Dans une quiche au fromage suisse et cinq légumes, le poivron vert sait qu’il n’est pas le légume no 1 ou le no 2. Il est le no 5, et c’est très correct. Si tu es la cinquième personne à aller dans l’espace, ben coudonc, t’es quand même allé.e dans l’espace!

« OK, mais tu me garantis que dans l’espace, y’a pas de poivron? » – Mathieu

Mathieu, contre : toutes les couleurs de l’arc-en-ciel

Les poivrons rouges : délicieux. Les poivrons jaunes : délectables. Les poivrons oranges : délectables aussi, mais en orange. Les poivrons mauves : funky ET délicieux. Les poivrons blancs : intrigants et délectables. Les verts? Ils… existent. Au mieux. Ils n’ont pas le petit kick des piments poblanos ou des piments jalapenos, desquels ils semblent être le cousin qui n’a pas aussi bien réussi dans la vie.
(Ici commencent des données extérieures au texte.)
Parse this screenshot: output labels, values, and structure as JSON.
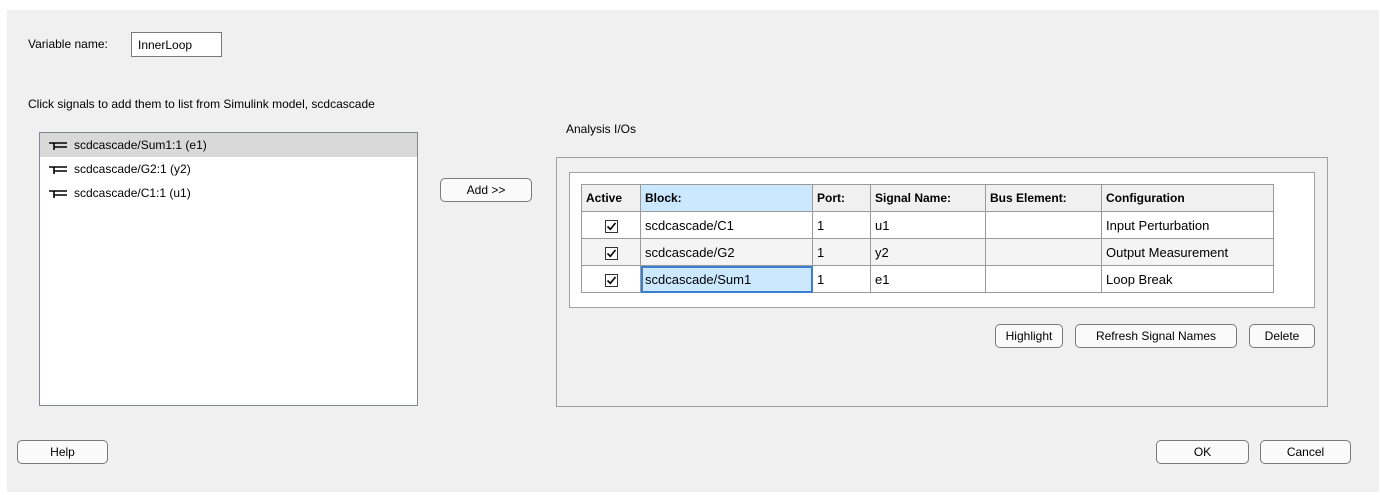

« Les derniers seront les premiers, dans notre piment-réalité. » – Caroline

Ce que je veux dire, c’est qu’avec toute la variété qui existe dans le domaine du poivron, pourquoi s’embarrasser de son itération la moins réussie? Que tout le monde ne puisse être Céline, je le conçois bien. Mais si tu n’arrives même pas à être Aline (fiction très, très librement inspirée de notre star québécoise), peut-être que le show-business de mon assiette n’est tout simplement pas pour toi.

Le verdict

[Autour d’un sous-marin aux trois fromages – extra cornichons avec poivrons verts, mais sans laitue iceberg pour Caroline, pas de poivrons verts et extra olives pour Mathieu – les deux pugilistes de la napkin tentent d’en arriver à un compromis pour ne pas gâcher leur belle amitié.]

Caroline : Mais Mathieu, comment une pizza all dressed peut-elle être garnie sans poivron? C’est ALL dressed, qu’on dit. Pas relatively dressed, ni pas pire dressed. C’est l’essence même du concept!

Mathieu : Je mange juste de la végé.

Caroline : Les poivrons, c’est végé.

Mathieu : Touché. Je veux bien essayer, mais juste si t’arrives à me faire une pizza au micro-ondes. Dans une tasse. En moins de dix minutes.

Caroline : Extra poivrons?

Mathieu : Charrie pas, quand même.

Qui sont Caroline et Mathieu?

Quand iels ne se battent pas virtuellement à coups de mitaines de four, ces lurons aussi gais et moelleux que le pain coécrivent le blogue humoristico-alimentaire Vas-tu finir ton assiette?. Quand, à l’épicerie, vous vous demandez « Mais qui peut bien acheter cette cochonnerie? », la réponse est invariablement : « Caroline et Mathieu ». Iels y goûtent, iels en rient.